Steep production ramp-ups by leading notebook vendors and an influx of new players will likely end current shortages in notebook PCs and by year-end bring stiff price competition that could be a boon for users, say vendors and analysts.
In interviews at last week's PC Expo, officials from top portables vendors including Compaq, IBM and Toshiba disclosed that to alleviate shortages of notebooks they are in the midst of unprecedented manufacturing expansion. Due primarily to shortages in key components, demand for many notebooks has outstripped supply since earlier this year.
Meanwhile, a raft of newcomers, notably Japanese vendors Hitachi and Fujitsu, are pushing into the US market for the first time in addition to redoubling their efforts abroad.
The upshot, analysts say, will be felt as early as the third quarter of this year when supply constraints begin easing. As production volumes grow the fourth quarter will likely bring severe pricing and marketing battles, analysts say.
"It's going to be a bloody third and fourth quarter," says Mike McGuire, senior industry analyst at San Jose-based market research Dataquest.
In expectation of the fray, vendors say they are buckling down.

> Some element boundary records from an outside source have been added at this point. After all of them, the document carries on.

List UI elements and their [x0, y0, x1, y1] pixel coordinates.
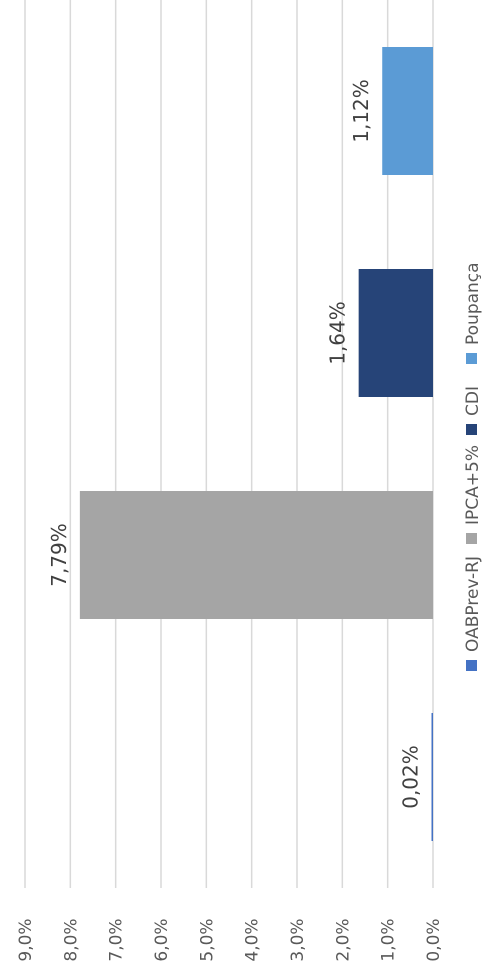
legend-swatch — [466, 533, 477, 544]
bar-oabprev-rj — [431, 713, 433, 841]
tick-label: 4,0% — [243, 918, 263, 961]
legend-swatch — [466, 660, 477, 671]
tick-label: 8,0% — [61, 918, 81, 961]
tick-label: 1,0% — [379, 918, 399, 961]
data-label: 1,12% — [349, 79, 373, 143]
legend: OABPrev-RJ IPCA+5% CDI Poupança — [463, 262, 483, 671]
tick-label: 9,0% — [16, 918, 36, 961]
bar-poupan-a — [382, 47, 433, 175]
data-labels: 0,02% 7,79% 1,64% 1,12% — [47, 79, 423, 809]
legend-label: IPCA+5% — [463, 445, 483, 525]
legend-label: CDI — [463, 386, 483, 416]
data-label: 1,64% — [326, 301, 350, 365]
bar-cdi — [358, 269, 433, 397]
data-label: 7,79% — [47, 523, 71, 587]
tick-label: 0,0% — [424, 918, 444, 961]
legend-swatch — [466, 424, 477, 435]
legend-label: OABPrev-RJ — [463, 556, 483, 652]
tick-label: 5,0% — [197, 918, 217, 961]
bars — [79, 47, 433, 841]
tick-label: 2,0% — [333, 918, 353, 961]
tick-label: 6,0% — [152, 918, 172, 961]
tick-label: 7,0% — [107, 918, 127, 961]
bar-ipca-5- — [79, 491, 433, 619]
legend-swatch — [466, 353, 477, 364]
value-axis-tick-labels: 0,0% 1,0% 2,0% 3,0% 4,0% 5,0% 6,0% 7,0% 8,0% 9,0% — [16, 918, 444, 961]
tick-label: 3,0% — [288, 918, 308, 961]
legend-label: Poupança — [463, 262, 483, 345]
data-label: 0,02% — [399, 745, 423, 809]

"I think there is good potential for aggressive pricing by the fourth quarter so I'm planning for such a contingency," says Jeffrey Friederichs, vice-president, worldwide marketing at Toshiba's computer systems group.
"This year I think it's very much about establishing who will be in for the long term. I think someone will get knocked out in the next twelve months," Friederichs says.
Analysts agree that second- and third-tier vendors, many of which have been plagued by component shortages, will likely be hit hard by heated competition but "everyone will get pounded -- nobody gets a rest; no one will get to sit out", says Bruce Stephen, vice-president of worldwide PC research at International Data.
IBM and Compaq, both with revamped product lines, are aiming at Toshiba which to date has been largely unchallenged in notebooks.
IBM has lost customers in the past because it could never meet the demand for its notebooks, says Anthony Santelli, general manager for product brand management at the IBM PC company. "People went to other players because we couldn't supply the Thinkpad. Now we're in the best supply position we have ever been in," he says.
But, according to Atsutoshi Nishida, general manager of Toshiba's PC business, the current short supply of components, namely lithium ion batteries and large-format TFT LCD screens, will keep the notebook shortage alive through this year.
"The shortage will continue until next year," Nishida says. But, "if there is a price war we will win".